Netclearance Looks to Build on Earlier Successes in Mobile Payments
If Netclearance isn’t a familiar name, it might be because most of its recent successes were focused on Scandinavia.
The company recently struck up a fairly major deal with Danske Bank, which saw its mobile payment system get installed with 30,000 retailers from Starbucks locations to various grocery stores.
Now, looking to build on that success, Netclearance is out to expand its operations.
According to Netclearance’s chief executive officer (CEO) David Fernandez, Netclearance’s value comes in the form of a hefty drop in transaction fees, a 50 percent cut at last report, as well as a much more rapid payment.
That’s a worthwhile proposition, especially given the sheer inertia in the mobile payments space as users stick to cash or magnetic-strip cards. Mobile payments in general have been hit by this inertia, as a CCS Insight report notes.

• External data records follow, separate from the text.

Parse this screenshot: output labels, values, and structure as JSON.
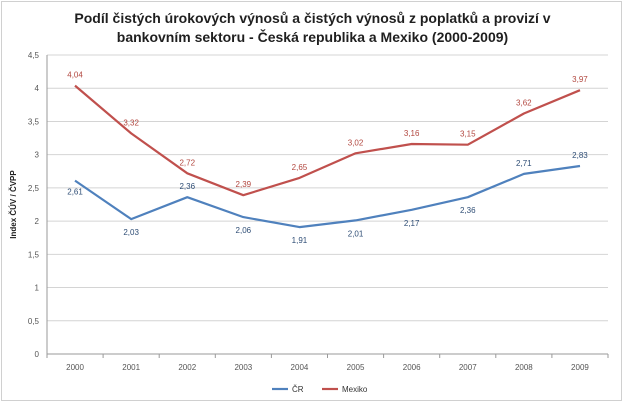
{
  "chart_data": {
    "type": "line",
    "title_line1": "Podíl čistých úrokových výnosů a čistých výnosů z poplatků a provizí  v",
    "title_line2": "bankovním sektoru - Česká republika a Mexiko (2000-2009)",
    "ylabel": "Index ČÚV / ČVPP",
    "xlabel": "",
    "x": [
      "2000",
      "2001",
      "2002",
      "2003",
      "2004",
      "2005",
      "2006",
      "2007",
      "2008",
      "2009"
    ],
    "ylim": [
      0,
      4.5
    ],
    "yticks": [
      "0",
      "0,5",
      "1",
      "1,5",
      "2",
      "2,5",
      "3",
      "3,5",
      "4",
      "4,5"
    ],
    "grid": true,
    "legend_position": "bottom",
    "series": [
      {
        "name": "ČR",
        "color": "#4f81bd",
        "values": [
          2.61,
          2.03,
          2.36,
          2.06,
          1.91,
          2.01,
          2.17,
          2.36,
          2.71,
          2.83
        ],
        "labels": [
          "2,61",
          "2,03",
          "2,36",
          "2,06",
          "1,91",
          "2,01",
          "2,17",
          "2,36",
          "2,71",
          "2,83"
        ]
      },
      {
        "name": "Mexiko",
        "color": "#c0504d",
        "values": [
          4.04,
          3.32,
          2.72,
          2.39,
          2.65,
          3.02,
          3.16,
          3.15,
          3.62,
          3.97
        ],
        "labels": [
          "4,04",
          "3,32",
          "2,72",
          "2,39",
          "2,65",
          "3,02",
          "3,16",
          "3,15",
          "3,62",
          "3,97"
        ]
      }
    ]
  }
}
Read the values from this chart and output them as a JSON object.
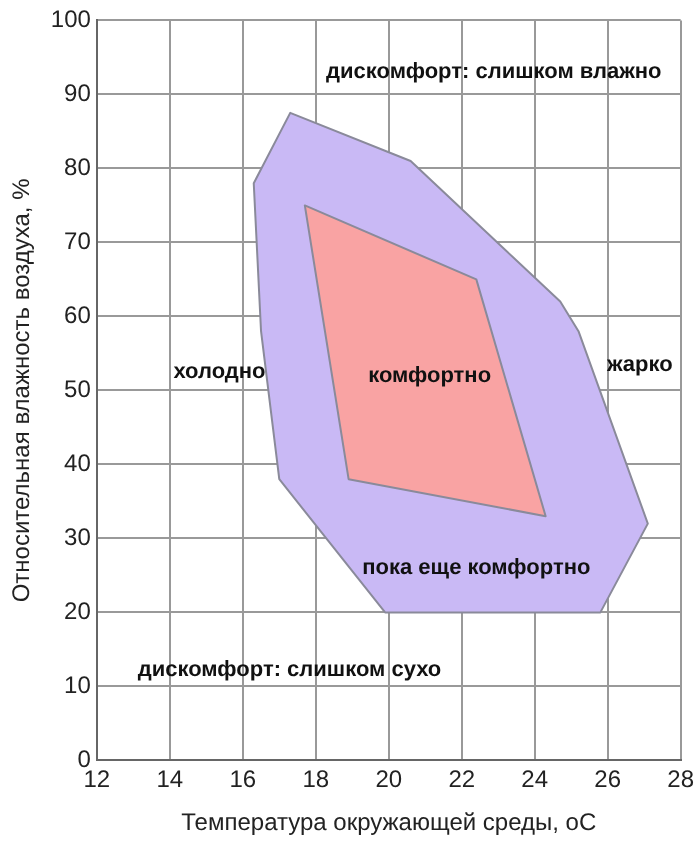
{
  "chart_data": {
    "type": "area",
    "xlabel": "Температура окружающей среды, оС",
    "ylabel": "Относительная влажность воздуха, %",
    "series": [
      {
        "color": "#c9b9f5",
        "x": [
          17.3,
          20.6,
          24.7,
          25.2,
          27.1,
          25.8,
          19.9,
          17.0,
          16.5,
          16.3
        ],
        "values": [
          87.5,
          81,
          62,
          58,
          32,
          20,
          20,
          38,
          58,
          78
        ]
      },
      {
        "color": "#f9a3a3",
        "x": [
          17.7,
          22.4,
          24.3,
          18.9
        ],
        "values": [
          75,
          65,
          33,
          38
        ]
      }
    ],
    "xlim": [
      12,
      28
    ],
    "xticks": [
      12,
      14,
      16,
      18,
      20,
      22,
      24,
      26,
      28
    ],
    "ylim": [
      0,
      100
    ],
    "yticks": [
      0,
      10,
      20,
      30,
      40,
      50,
      60,
      70,
      80,
      90,
      100
    ],
    "grid": true,
    "annotations": [
      "дискомфорт: слишком влажно",
      "холодно",
      "комфортно",
      "жарко",
      "пока еще комфортно",
      "дискомфорт: слишком сухо"
    ]
  }
}
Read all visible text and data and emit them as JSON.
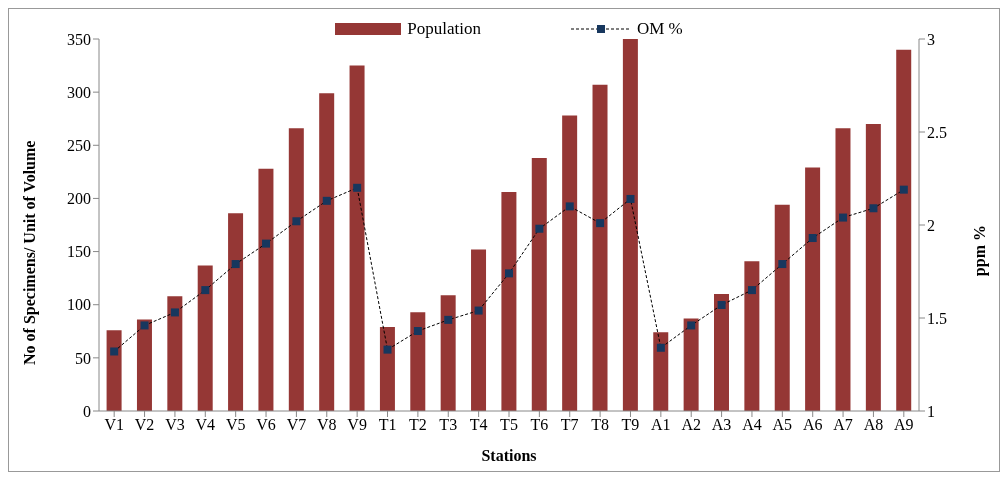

Even major figures like Apple Pay and Samsung Pay can only draw a small percentage of their respective walled gardens, and individual store mobile wallet systems likewise only go so far.
Netclearance, however, improves the proposition; it allows businesses to process mobile payments themselves through their own network, bypassing credit card companies altogether.
Using a small terminal that offers near field communications (NFC), Bluetooth LE and Wi-Fi technology, the system allows the mobile payment to proceed directly to the business with the terminal.
Netclearance has drawn interest not just in Scandinavia, but also in Mexico and even in the United States; the company is reportedly working with “a large financial institution” to bring Netclearance to the U.S., but no deal is official yet.
Since this is something of a device-agnostic system, it’s entirely possible that Netclearance could make a splash wherever it goes.
Businesses might well be willing to offer premiums to those willing to use Netclearance as a payment system; rapidity of payment is hard to refuse, and cutting out some of those processing fees couldn’t hurt either.
Netclearance would have to do a sound job of marketing, though, as the name is about as unfamiliar as the value proposition.
With the right push behind it, it might well be able to make an impact in a largely contested market. It remains to be seen just how well it can do in the field.